Kasachstan feiert russische Kultur mit Musik, Film und lebhaften Diskussionen
Noah AlbrechtKasachstan feiert russische Kultur mit Musik, Film und lebhaften Diskussionen
In Kasachstan haben die Tage der russischen Kultur begonnen – ein weiterer Schritt im kulturellen Austausch zwischen den beiden Nationen. Erst vor sechs Monaten fanden die erfolgreichen Tage der kasachischen Kultur in Russland statt. Die aktuelle Veranstaltung zielt darauf ab, die Beziehungen durch gemeinsame Kunst, Film und Darbietungen zu vertiefen.
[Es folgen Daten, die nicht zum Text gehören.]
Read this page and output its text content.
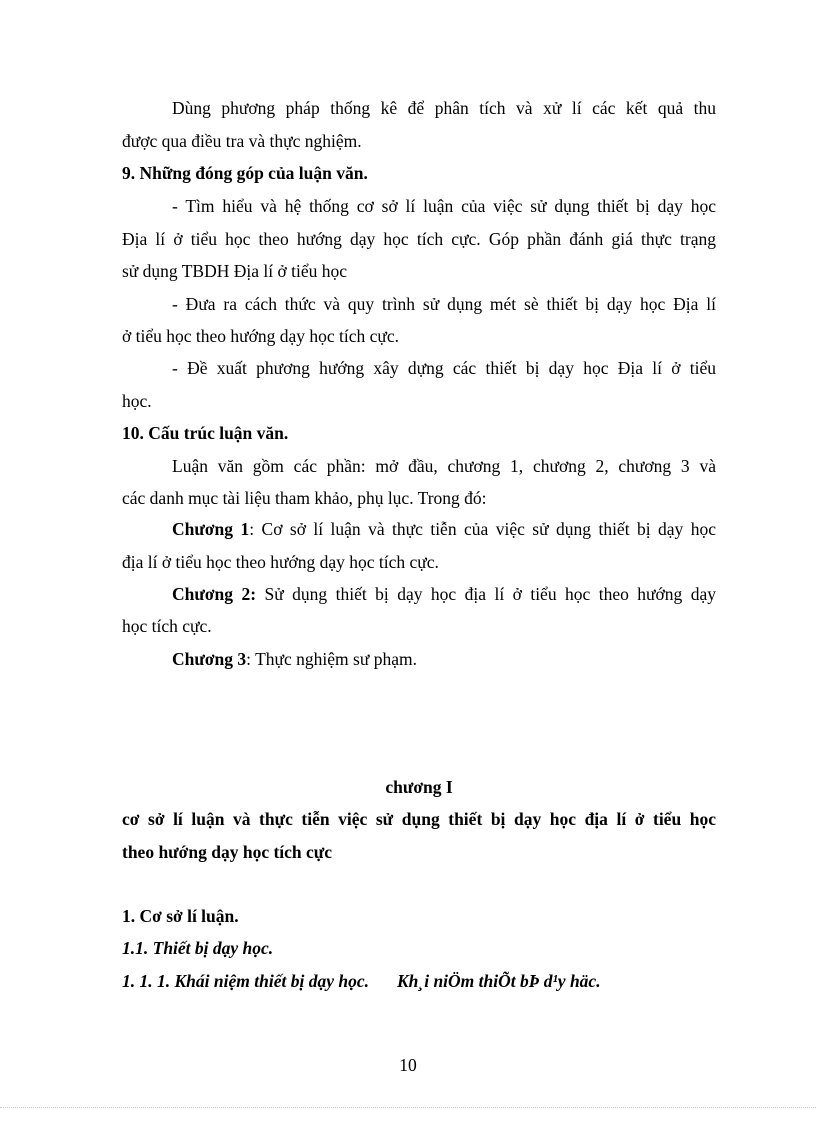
Dùng phương pháp thống kê để phân tích và xử lí các kết quả thu
được qua điều tra và thực nghiệm.
9. Những đóng góp của luận văn.
- Tìm hiểu và hệ thống cơ sở lí luận của việc sử dụng thiết bị dạy học
Địa lí ở tiểu học theo hướng dạy học tích cực. Góp phần đánh giá thực trạng
sử dụng TBDH Địa lí ở tiểu học
- Đưa ra cách thức và quy trình sử dụng mét sè thiết bị dạy học Địa lí
ở tiểu học theo hướng dạy học tích cực.
- Đề xuất phương hướng xây dựng các thiết bị dạy học Địa lí ở tiểu
học.
10. Cấu trúc luận văn.
Luận văn gồm các phần: mở đầu, chương 1, chương 2, chương 3 và
các danh mục tài liệu tham khảo, phụ lục. Trong đó:
Chương 1: Cơ sở lí luận và thực tiễn của việc sử dụng thiết bị dạy học
địa lí ở tiểu học theo hướng dạy học tích cực.
Chương 2: Sử dụng thiết bị dạy học địa lí ở tiểu học theo hướng dạy
học tích cực.
Chương 3: Thực nghiệm sư phạm.
chương I
cơ sở lí luận và thực tiễn việc sử dụng thiết bị dạy học địa lí ở tiểu học
theo hướng dạy học tích cực
1. Cơ sở lí luận.
1.1. Thiết bị dạy học.
1. 1. 1. Khái niệm thiết bị dạy học. Kh¸i niÖm thiÕt bÞ d¹y häc.
10
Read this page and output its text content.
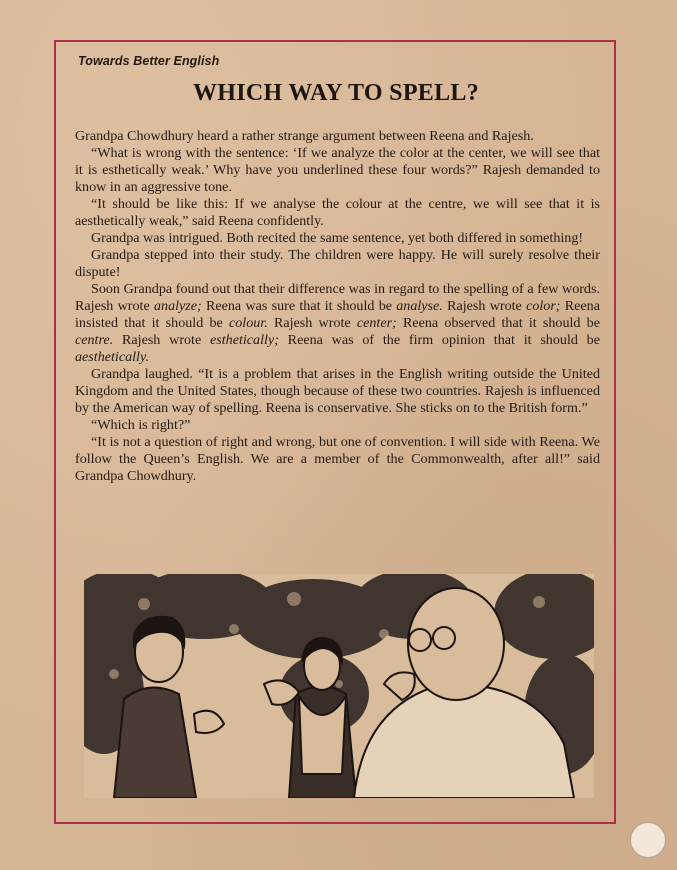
Towards Better English
WHICH WAY TO SPELL?

Grandpa Chowdhury heard a rather strange argument between Reena and Rajesh.

“What is wrong with the sentence: ‘If we analyze the color at the center, we will see that it is esthetically weak.’ Why have you underlined these four words?” Rajesh demanded to know in an aggressive tone.

“It should be like this: If we analyse the colour at the centre, we will see that it is aesthetically weak,” said Reena confidently.

Grandpa was intrigued. Both recited the same sentence, yet both differed in something!

Grandpa stepped into their study. The children were happy. He will surely resolve their dispute!

Soon Grandpa found out that their difference was in regard to the spelling of a few words. Rajesh wrote analyze; Reena was sure that it should be analyse. Rajesh wrote color; Reena insisted that it should be colour. Rajesh wrote center; Reena observed that it should be centre. Rajesh wrote esthetically; Reena was of the firm opinion that it should be aesthetically.

Grandpa laughed. “It is a problem that arises in the English writing outside the United Kingdom and the United States, though because of these two countries. Rajesh is influenced by the American way of spelling. Reena is conservative. She sticks on to the British form.”

“Which is right?”

“It is not a question of right and wrong, but one of convention. I will side with Reena. We follow the Queen’s English. We are a member of the Commonwealth, after all!” said Grandpa Chowdhury.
Heute Vormittag fand im Nationalmuseum Kasachstans eine Podiumsdiskussion unter dem Titel "Brücken zwischen kulturellen Traditionen und zeitgenössischen kreativen Praktiken" statt. Im Mittelpunkt stand die Vertiefung der Zusammenarbeit beider Länder. Zu den prominenten Teilnehmern zählten Erlan Karin, Staatsberater Kasachstans, Aida Balajewa, Vize-Ministerpräsidentin und Ministerin für Kultur und Information, sowie der russische Vize-Kulturminister Andrei Malyschew.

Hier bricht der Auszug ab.